Fresh Tomato and Corn Soup

Note: This is only worth making when the tomatoes and corn are vine-ripe and local (from your garden or local farmer’s market). DO NOT make this with crappy vegs. You’ll just end up with crappy soup.

2 Tablespoons butter
2 large onions
4 garlic cloves
1-2 ribs celery
1-2 carrots

1. Chop the vegetables, melt the butter, saute them all together until they begin to get brown (10 mins.)

2. While Step 1 is going on, core and cut up:

3 lbs. (5 very large or the equivalent) tomatoes

3. Add to the pot:

those tomatoes
4 cups vegetable broth
1/2 teaspoon sugar
1 teaspoon salt
Generous grinding of fresh pepper

4. Bring to a boil, reduce heat to a burbling simmer and cook 20 minutes.

5. Take pot off the heat, process with a hand-held blender or in a food processor (really, just go out and buy a hand blender.
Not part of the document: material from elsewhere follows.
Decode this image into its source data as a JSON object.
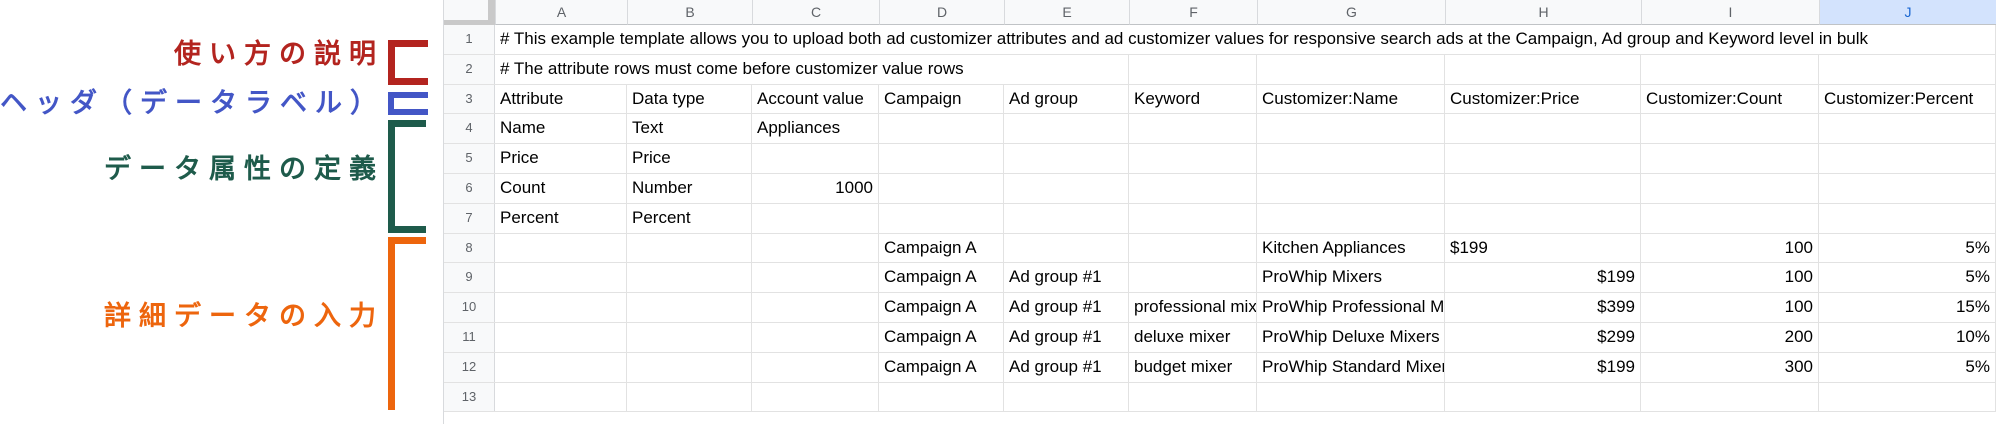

They’re $20 and make your soup-making life so much easier).

6. Return to the pot, and stir in:

1/2 cup parsley, chopped
the kernels from 2 ears of corn

Enjoy!

NOTES: The heat of the soup will “un-raw-ify” the corn without overcooking it. It’ll still be crunchy when you eat the soup. I love this soup, and if you wish you could make gazpacho with your garden tomatoes, but really don’t like the bitterness of raw garlic and onion, this is a good compromise. The cooking sweetens the onions and garlic, and makes this soup a more palatable choice for non-gazpacho-loving humans. If you have time, make it early and let it cool. That’s good, too.

_________

Now, if you’re feeling a bit depressed that I don’t have more friends, you can go cheer yourself up by watching this YouTube video.****

*Who shall remain Nameless. I don’t want a black eye!*****

**No, no—the correct reply is, “Oh, Imperatrix, it’s just that you go for quality, not quantity!” [pat, pat, pat]

***It’s inevitable. It’s Microsoftworst.

****My sister Cowgirl shared it with her email list yesterday, and I thought it was very funny. I’m not really swiping her find, because 24 hours have passed, so it’s now in the public domain. Also, since she isn’t visiting lately, I bet she won’t even know I’ve used it. Hah. Take that, you non-blog-visiting sibling! (Oh, but she’s not the one who sent the Ponzi scam.) (Not that I’m implying it was Three of Four who sent it, either. Nope.) (It was that Other One. The Nameless One.)

*****Yes, you did! You gave me a black eye! I don’t care that you say it was an accident. Three-year-olds do not “accidentally” punch their peaceful 5-year-old sister in the eye (even if by “punch” I may mean “run one’s head into”).